When asked to grade his program so far, Herman gave his players top marks for effort if not for results

“We’re well on schedule in terms of our effort level and physicality,” Herman said this week after Texas lost 29-24 to rival Oklahoma. “I told our assistant coaches at the start training camp if we can get them to play hard and play physical we’ll have a chance to be in every game. … We’re here for a reason and that’s to rebuild this thing from a bunch of years of mediocrity and sub-mediocrity.

“We understand that’s going to take time,” Herman said. “We also want to win right now.”

Herman is at Texas because Texas got tired of seven years of not winning a Big 12 title and three straight years of losing. Strong’s last team started 3-3 and finished 5-7, missing a bowl game for the second straight season.

The back half of this year’s schedule doesn’t look much easier.
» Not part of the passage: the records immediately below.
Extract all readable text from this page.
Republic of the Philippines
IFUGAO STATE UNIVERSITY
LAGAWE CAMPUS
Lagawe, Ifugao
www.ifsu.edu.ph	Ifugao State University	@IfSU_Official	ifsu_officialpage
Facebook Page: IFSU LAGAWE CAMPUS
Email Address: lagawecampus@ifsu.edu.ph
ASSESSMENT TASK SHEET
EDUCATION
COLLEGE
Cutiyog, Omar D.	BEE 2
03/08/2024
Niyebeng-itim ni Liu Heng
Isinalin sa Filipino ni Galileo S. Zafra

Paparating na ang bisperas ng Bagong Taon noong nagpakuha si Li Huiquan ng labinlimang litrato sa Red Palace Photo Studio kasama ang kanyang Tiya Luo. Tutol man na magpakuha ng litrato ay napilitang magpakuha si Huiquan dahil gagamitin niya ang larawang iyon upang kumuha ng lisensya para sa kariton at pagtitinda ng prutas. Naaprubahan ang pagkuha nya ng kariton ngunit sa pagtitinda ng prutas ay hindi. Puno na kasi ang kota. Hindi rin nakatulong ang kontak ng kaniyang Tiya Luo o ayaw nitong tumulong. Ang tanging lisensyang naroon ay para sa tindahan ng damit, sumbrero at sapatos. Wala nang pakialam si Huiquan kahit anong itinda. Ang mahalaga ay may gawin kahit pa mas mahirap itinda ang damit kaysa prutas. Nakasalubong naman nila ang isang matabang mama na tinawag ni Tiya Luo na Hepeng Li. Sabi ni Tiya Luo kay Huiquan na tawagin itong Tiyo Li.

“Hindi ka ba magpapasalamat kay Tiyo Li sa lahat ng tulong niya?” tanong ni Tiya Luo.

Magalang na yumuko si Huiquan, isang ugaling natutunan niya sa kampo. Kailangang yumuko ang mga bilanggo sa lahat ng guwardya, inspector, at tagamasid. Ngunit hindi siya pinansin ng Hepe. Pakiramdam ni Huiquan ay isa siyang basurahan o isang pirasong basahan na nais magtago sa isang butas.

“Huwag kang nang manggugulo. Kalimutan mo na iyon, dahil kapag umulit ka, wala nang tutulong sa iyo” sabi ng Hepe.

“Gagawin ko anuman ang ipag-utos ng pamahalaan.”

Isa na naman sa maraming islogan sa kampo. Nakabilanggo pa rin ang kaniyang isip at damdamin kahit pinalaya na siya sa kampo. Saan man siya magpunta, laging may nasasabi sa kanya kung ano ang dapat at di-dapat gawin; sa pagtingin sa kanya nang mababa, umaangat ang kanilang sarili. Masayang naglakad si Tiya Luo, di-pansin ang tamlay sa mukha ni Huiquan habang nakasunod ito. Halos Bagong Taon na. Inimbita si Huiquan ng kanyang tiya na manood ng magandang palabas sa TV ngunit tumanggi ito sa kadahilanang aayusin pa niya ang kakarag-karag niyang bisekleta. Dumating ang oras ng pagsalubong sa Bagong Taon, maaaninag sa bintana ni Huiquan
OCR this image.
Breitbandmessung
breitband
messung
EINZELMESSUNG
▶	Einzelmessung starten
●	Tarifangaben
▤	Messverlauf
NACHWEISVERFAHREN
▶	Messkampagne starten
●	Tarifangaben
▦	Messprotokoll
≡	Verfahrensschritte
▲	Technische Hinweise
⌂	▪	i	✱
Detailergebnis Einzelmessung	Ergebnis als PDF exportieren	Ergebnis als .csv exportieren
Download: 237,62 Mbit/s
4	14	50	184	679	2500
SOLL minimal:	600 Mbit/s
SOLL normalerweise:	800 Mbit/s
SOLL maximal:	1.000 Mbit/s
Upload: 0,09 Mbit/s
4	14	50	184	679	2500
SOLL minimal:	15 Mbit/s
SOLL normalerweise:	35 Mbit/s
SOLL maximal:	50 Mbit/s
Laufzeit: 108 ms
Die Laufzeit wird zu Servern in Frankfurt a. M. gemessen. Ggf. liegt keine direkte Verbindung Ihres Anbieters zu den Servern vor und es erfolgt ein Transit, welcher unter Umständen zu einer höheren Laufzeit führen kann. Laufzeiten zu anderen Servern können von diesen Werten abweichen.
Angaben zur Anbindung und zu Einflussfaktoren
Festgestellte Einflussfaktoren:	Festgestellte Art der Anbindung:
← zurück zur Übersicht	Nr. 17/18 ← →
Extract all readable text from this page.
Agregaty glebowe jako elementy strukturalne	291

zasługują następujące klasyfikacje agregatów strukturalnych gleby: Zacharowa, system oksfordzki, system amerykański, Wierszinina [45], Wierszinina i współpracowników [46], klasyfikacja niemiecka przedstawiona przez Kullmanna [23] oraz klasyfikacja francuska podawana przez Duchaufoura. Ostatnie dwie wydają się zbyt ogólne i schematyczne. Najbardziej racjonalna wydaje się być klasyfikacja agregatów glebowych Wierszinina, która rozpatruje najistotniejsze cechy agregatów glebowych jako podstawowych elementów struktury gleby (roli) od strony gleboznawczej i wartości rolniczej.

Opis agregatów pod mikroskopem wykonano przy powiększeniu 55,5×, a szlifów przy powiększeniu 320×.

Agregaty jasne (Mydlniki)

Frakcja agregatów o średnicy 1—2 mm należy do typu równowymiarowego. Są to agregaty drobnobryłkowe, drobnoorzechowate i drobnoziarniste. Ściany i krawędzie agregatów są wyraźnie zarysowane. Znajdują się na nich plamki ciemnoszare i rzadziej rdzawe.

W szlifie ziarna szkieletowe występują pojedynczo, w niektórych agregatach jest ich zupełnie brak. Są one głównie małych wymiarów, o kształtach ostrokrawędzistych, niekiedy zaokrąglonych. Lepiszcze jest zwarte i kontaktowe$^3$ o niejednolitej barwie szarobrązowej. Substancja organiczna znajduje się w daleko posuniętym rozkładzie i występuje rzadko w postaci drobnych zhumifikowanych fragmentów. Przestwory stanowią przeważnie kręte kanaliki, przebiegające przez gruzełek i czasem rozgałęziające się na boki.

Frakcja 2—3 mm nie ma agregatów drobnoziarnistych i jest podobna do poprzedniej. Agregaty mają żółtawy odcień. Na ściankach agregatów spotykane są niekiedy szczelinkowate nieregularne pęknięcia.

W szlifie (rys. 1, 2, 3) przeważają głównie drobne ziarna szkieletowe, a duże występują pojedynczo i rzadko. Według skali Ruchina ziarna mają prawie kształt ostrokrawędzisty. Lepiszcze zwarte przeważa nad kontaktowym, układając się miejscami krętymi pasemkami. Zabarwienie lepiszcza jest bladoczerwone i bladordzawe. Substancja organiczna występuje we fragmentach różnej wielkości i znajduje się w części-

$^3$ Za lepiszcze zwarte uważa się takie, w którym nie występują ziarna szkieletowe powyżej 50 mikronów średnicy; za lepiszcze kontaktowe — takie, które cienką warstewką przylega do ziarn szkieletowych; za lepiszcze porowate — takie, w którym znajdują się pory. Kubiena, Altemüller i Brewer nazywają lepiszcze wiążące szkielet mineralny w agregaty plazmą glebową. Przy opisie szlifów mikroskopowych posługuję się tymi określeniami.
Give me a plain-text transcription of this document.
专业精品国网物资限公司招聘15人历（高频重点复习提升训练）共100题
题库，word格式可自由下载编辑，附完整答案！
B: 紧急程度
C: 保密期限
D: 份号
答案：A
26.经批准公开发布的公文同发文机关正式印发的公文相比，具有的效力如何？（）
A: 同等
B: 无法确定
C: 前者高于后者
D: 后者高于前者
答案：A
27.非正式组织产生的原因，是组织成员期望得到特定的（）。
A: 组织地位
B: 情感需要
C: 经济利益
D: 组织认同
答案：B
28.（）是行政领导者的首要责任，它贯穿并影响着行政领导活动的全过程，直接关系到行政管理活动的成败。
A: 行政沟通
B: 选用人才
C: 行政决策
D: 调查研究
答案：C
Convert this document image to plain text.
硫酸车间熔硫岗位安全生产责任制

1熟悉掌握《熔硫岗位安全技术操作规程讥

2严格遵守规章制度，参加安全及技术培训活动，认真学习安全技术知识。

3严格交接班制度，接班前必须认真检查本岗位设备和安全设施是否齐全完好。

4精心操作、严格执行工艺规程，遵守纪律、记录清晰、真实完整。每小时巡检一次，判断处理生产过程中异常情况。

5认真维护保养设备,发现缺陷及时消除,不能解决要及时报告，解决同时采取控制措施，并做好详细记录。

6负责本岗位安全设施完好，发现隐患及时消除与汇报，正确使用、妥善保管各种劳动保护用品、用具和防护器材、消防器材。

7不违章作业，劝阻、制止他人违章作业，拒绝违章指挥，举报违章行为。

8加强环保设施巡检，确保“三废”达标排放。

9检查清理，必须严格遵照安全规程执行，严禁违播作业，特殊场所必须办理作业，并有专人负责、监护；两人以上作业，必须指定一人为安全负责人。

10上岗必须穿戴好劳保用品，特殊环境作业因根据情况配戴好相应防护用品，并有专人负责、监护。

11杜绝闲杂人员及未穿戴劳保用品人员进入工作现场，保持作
Tenth-ranked Oklahoma State visits this Saturday with games still to come at No. 4 TCU and No. 23 West Virginia, and a season finale against improving Texas Tech. The only two games most would consider easy wins are on the road at winless Baylor and home against Kansas, one of the worst road teams in college football history. (This is where Texas fans would gently remind Herman the Longhorns lost at Kansas last season, a defeat that sealed Strong’s fate.)

Herman isn’t coaching on short time. Texas gave him a long-term contract that guarantees him more than $25 million and he’ll get time to turn things around.

Herman said the only thing that surprised him over the first six games was an ugly, season-opening loss to Maryland in which the Longhorns gave up 51 points, the most they’d surrendered at home in 20 years. Texas fans bristled at his postgame comment he could not just sprinkle “fairy dust” on the program to turn it into a winner again.

“The first game surprised me. Surprised everybody. A lot of introspection after that one,” Herman said. “The way that we responded from that was awesome.”

Texas shut out San Jose State the next week and the Longhorns had a late-fourth quarter lead at then-No. 4 USC before losing in overtime. Freshman quarterback Sam Ehlinger has pumped life in the offense with his tough running and late-game play making.

Ehlinger seized on the chance to play after last season’s regular starter Shane Buechele got hurt, and he hasn’t let it go.

“I think we’re going to come together as a team. We’re going to translate this pain of losing (to Oklahoma) so we can be the best we can be moving forward,” Ehlinger said.

A question over the next six games will be Ehlinger’s durability. He was injured much of his senior season in high school and took a beating from Oklahoma last week. That Ehlinger has emerged as Texas’ best rusher is a concern.

“I worry about it. We don’t want our quarterback carrying it 20-22 times. If you’ve got to have it to win the game, we’ll do it,” Herman said. “He’s like a wild horse right now, trying to tame him. You don’t want to take away his energy.”

Texas at least seems to be closing the gap with top teams. Strong’s teams lost 11 games by at least 21 points over the previous three seasons. The 2017 Longhorns are just a handful of plays from being 5-1.

But even those stats could create the false optimism of moral victories. In his last season, four of Strong’s last five losses were by five points or less, starting with a five-point loss to Oklahoma.

Herman said he didn’t set reaching a bowl game as a minimum standard for his first season.

“We’ve never said we want to make a bowl game or we want to beat Oklahoma or we want to beat USC,” Herman said. “We said we want to be in the conversation for the Big 12 title in the month of November and December.”